3) You obviously don’t have a disability or a mental health problem. It’s just not possible for all of us to take whatever is available. And having your needs met is not a “comfort factor”, it’s a human right. Economic coercion is no different from holding a gun to someone’s head. Also, if there’s a duty to work, there’s a right to work. No right, no duty. End of story.

4) Nonsense. Firstly, we lose whatever benefits we get here, by moving abroad. Secondly, most of the jobs you’re on about pay below reproduction-cost rates in the UK, which is why people from lower-reproduction-cost countries are doing them. In short, Poles are doing those jobs because their families can buy stuff cheaper in Poland.

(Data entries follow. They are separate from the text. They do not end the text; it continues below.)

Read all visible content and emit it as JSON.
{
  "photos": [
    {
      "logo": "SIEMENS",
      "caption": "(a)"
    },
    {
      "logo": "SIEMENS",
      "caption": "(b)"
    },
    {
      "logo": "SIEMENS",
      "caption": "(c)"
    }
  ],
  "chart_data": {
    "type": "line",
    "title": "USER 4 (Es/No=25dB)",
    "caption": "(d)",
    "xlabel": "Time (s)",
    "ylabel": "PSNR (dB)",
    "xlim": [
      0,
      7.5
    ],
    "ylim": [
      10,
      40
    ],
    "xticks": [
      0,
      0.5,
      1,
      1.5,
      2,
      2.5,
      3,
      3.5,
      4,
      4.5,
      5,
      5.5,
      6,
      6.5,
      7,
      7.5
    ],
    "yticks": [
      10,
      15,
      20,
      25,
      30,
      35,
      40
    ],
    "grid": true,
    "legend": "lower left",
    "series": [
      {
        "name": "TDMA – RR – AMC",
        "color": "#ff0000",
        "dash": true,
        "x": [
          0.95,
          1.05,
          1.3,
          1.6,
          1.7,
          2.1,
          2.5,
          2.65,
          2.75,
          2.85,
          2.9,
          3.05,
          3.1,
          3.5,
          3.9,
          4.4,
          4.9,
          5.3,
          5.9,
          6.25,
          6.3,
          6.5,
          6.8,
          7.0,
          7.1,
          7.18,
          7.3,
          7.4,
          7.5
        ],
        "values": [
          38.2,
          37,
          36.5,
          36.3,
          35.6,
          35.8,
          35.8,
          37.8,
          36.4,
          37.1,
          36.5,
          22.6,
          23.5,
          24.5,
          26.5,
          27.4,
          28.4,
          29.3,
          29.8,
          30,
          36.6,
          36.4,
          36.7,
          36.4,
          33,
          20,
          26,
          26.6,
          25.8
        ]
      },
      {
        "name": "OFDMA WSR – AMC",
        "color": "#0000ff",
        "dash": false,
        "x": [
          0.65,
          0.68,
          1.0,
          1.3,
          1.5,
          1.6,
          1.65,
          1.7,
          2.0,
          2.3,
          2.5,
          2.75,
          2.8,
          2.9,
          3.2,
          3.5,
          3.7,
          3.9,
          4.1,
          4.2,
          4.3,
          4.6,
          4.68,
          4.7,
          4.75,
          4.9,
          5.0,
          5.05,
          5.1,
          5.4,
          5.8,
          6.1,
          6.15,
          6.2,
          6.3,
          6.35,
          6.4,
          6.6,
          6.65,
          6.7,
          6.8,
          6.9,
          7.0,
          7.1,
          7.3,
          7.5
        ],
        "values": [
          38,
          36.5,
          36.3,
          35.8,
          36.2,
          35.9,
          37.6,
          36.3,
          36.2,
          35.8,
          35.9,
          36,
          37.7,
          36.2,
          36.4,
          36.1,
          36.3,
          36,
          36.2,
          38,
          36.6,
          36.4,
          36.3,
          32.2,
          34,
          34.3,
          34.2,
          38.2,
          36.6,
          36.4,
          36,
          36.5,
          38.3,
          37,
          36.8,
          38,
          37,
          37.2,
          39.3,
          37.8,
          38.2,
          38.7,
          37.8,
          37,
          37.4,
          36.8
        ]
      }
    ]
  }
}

5) Your conclusion is not “for sure”, especially since you have only wishful thinking and personal anecdotes to back it up, not peer-reviewed research. The statistics stay otherwise, many people end up unemployed or in dead-end jobs forever – it must be nice fooling yourself that this is because they didn’t try hard enough, when all the verifiable evidence says it’s for reasons such as class, race and economic structure.

In any case, I don’t have a “dream job” to aim for, because I’ve abandoned the fantasy of “succeeding” in the pointless capitalist rat-race, which for me, is neither a valid goal nor a worthwhile life.